Chris tapa du pied au sol tandis que sa main blessée se mit à tressaillir nerveusement sur sa cuisse. Il marmonna entre ses dents, le regard perçant fixé sur nos deux interlocuteurs qui irradiaient de confiance.
- C'est hors de question, balança-t-il enfin la mâchoire contractée. Elle ne fera rien pour vous.
Mes poils se hérissèrent sur mes avants-bras; la seule fois où je l'avais entendu élever la voix de cette manière c'était quand les corps de nos deux parents s'étaient fracassés sur le tapis qui occupait autrefois le centre du salon.
Le visage d'Alejandro se tordit en un affreux rictus.
- Ce n'est pas à toi d'en décider.
Le Diable se tourna alors vers moi, les mains croisés. Il me faisait penser à ce personnage toujours aigri des Simpsons.
- Anastasia, je te prierais de bien vouloir y réfléchir, seule.
Mon regard se perdit alors au loin, encore plus loin que ce bureau, cette pièce et même cette maison.
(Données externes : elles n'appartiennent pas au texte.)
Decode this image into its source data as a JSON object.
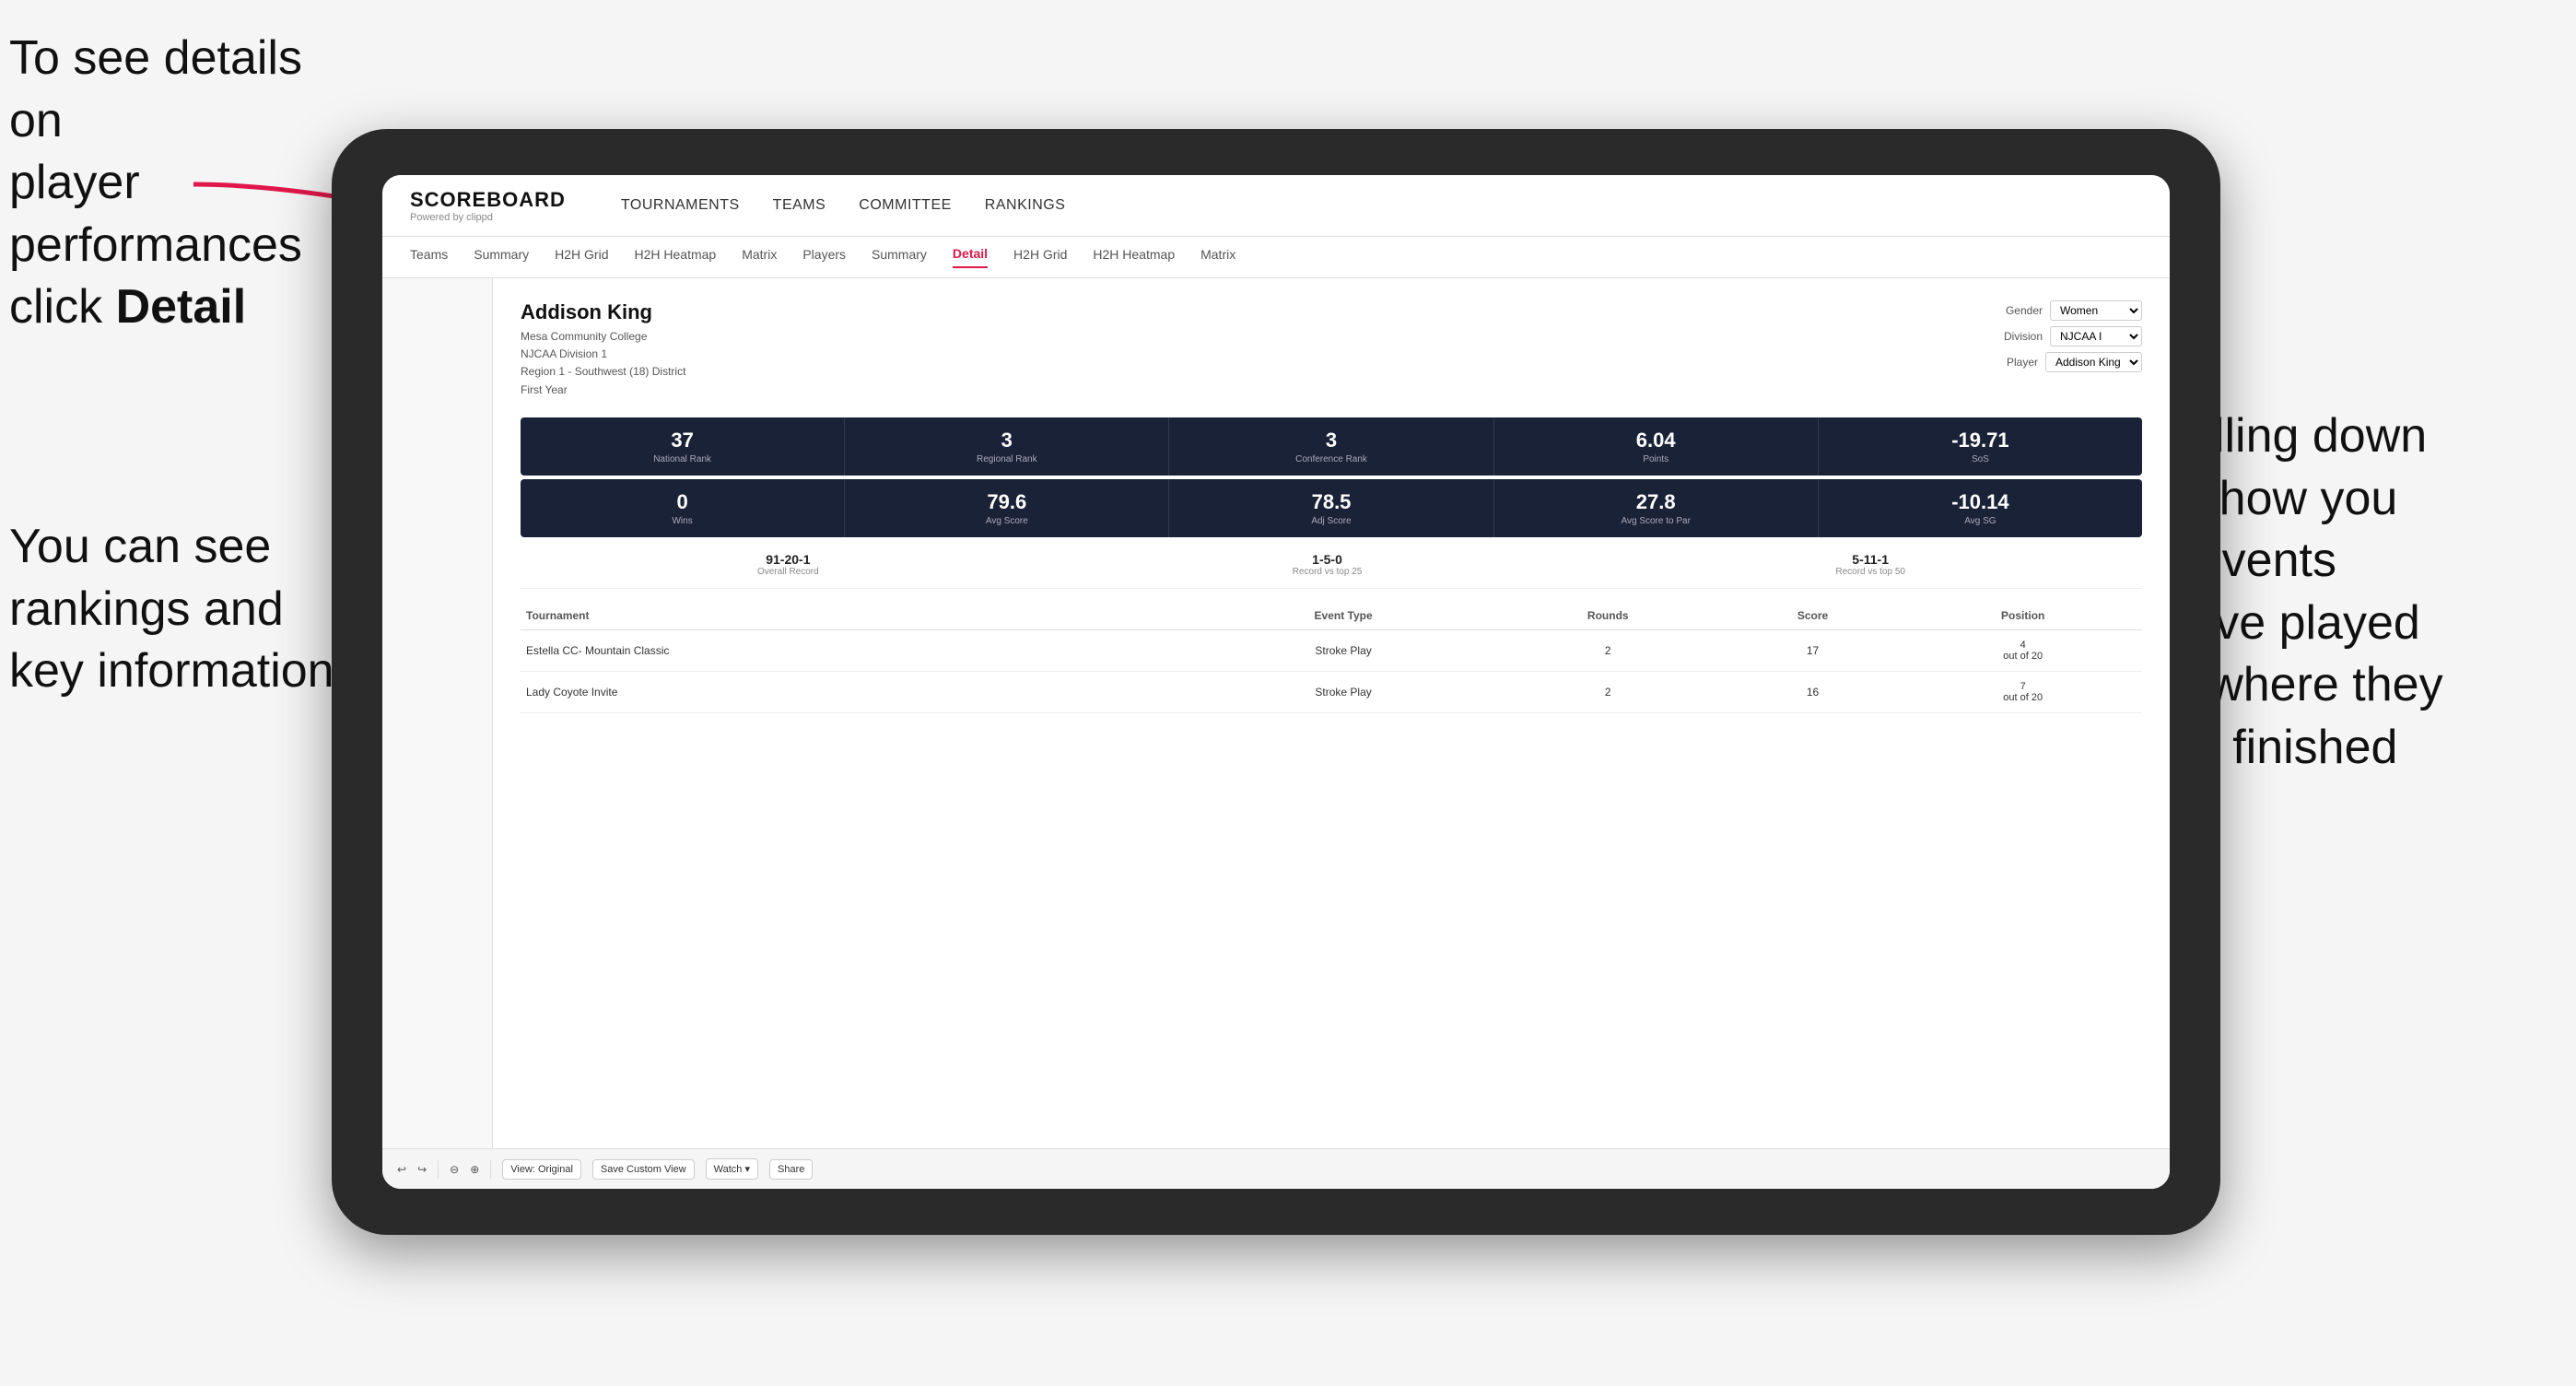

Pourquoi moi ? Qu'avais-je donc de si spéciale ? Absolument rien. Alors pourquoi insistaient-ils tant pour me forcer à rejoindre leurs rangs ?
Chris m'implora du regard, sa main s'agitant toujours aussi fébrilement. Il devait être encore plus nerveux que moi.
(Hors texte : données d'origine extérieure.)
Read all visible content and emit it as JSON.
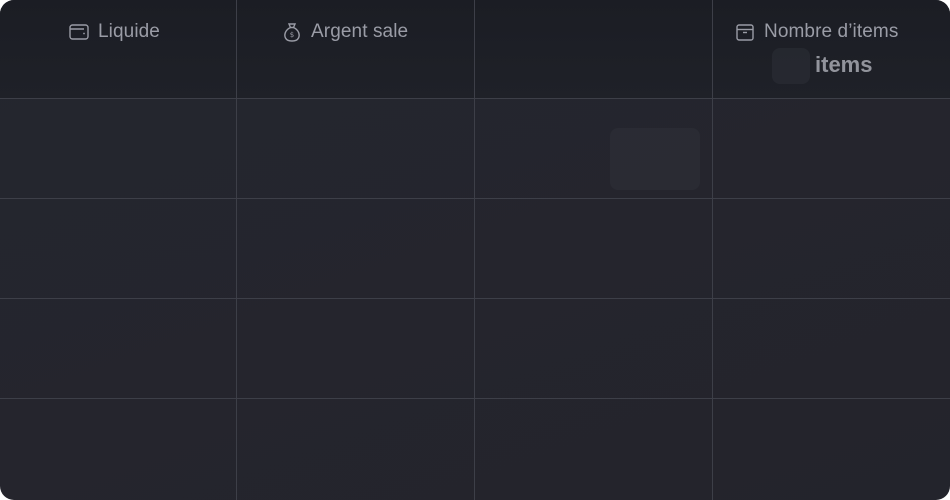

Mes pupilles entrèrent alors en collision avec celles de Kyle et je compris d'avance qu'il n'y aurait pas d'issue de secours. Pas cette fois.
- Vous avez décimé toute ma famille et maintenant vous voudriez que je travaille pour vous. Y'a-t-il une logique que je n'aurais pas encore saisi dans tout ça ?
Chris n'arrêtait pas de gigoter dans tous les sens sur sa chaise.
- Et bien, reprit Alejandro le front plissé, tu as su démontrer beaucoup de courage et d'intelligence en prenant la fuite cette nuit-là. Tu m'intéresse, en réalité je dirais même que tu serais la recrue idéale.
Je me demandais bien pour quelle genre de tâche j'aurais été "idéale". À en juger par son sourire ce n'était certainement pas pour passer l'aspirateur.
- Tout est déjà réfléchi, c'est NON, s'écria alors Chris aussi fort que sa mâchoire défoncée lui le permettait. Anastasia, chuchota-t-il ensuite en s'approchant de moi, écoute, ces salauds ont tué nos parents sans la moindre pitié, et ils feront la même chose avec toi quand tu ne leur sera plus utile.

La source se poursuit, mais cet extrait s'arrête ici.